Can you build more of a relationship with her & find out if it’s the anxiety stopping her getting out? If she starts to trust you could you suggest to a parent that she go with you to the local shop (if there is one) or the park or a walk for a short break from being at home & help her to get out?

Does she suffer panic attacks & what contact do you have with the tutor? They may be better placed to make any further recommendations to the parents - as in helping her social education /anxiety management.

Difficult.

XelaM · 09/02/2023 07:42

I'm shocked at all the horrible responses OP is getting. When there is a child neglect case on the news there are always people who were around that child who could have raised the alarm but didn't. But when someone raises concerns they are told to "keep their beak out of it". I think the situation OP is describing is odd and sad for the child.

ExistenceOptional · 09/02/2023 10:04

People do not care about child neglect when the children have wealthy parents. They just don't. Always all the excuses.

XelaM · 09/02/2023 11:13

ExistenceOptional · 09/02/2023 10:04

People do not care about child neglect when the children have wealthy parents. They just don't. Always all the excuses.

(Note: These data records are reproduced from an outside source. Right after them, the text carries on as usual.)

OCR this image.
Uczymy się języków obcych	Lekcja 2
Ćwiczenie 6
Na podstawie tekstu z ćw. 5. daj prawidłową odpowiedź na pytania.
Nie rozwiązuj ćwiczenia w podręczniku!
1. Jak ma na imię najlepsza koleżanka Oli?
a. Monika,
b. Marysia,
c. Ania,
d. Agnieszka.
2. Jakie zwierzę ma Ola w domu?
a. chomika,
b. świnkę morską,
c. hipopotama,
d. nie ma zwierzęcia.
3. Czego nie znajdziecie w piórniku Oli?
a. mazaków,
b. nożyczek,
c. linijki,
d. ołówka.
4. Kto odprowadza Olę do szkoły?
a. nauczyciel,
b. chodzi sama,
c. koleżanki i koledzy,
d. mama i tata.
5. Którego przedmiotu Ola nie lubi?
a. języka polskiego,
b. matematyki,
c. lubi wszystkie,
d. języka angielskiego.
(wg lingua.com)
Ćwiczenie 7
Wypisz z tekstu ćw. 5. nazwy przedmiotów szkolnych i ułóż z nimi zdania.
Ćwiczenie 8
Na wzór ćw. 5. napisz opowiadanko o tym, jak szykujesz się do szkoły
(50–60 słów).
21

Seems like it. Plenty of wealthy families neglect/abuse their kids.

The Menedez brothers case is just one (high profile) case that comes to mind.

CrazyCorgi · 09/02/2023 11:22

You probably don’t know the whole story. DS’s friend had severe agoraphobia and never left the house. DS and his mates only knew him because his brother went to their school and said that he liked playing x-box so this boy joined in. If you didn’t know the full story you might assume he was being kept in by his parents but the truth was he just refused to leave the house as he was terrified.

sweeneytoddsrazor · 09/02/2023 12:04

If you happen to be the tutor you can do baking and craft with her. Cooking and art is still both done at school I believe.

ExistenceOptional · 09/02/2023 12:22

@sweeneytoddsrazor The tutor is being paid to do certain work. You can't just decide to do cooking instead as a tutor. Can you imagine the response if a parent posted here saying a tutor had been hired to teach maths and english and was instead doing baking and craft activities with the child?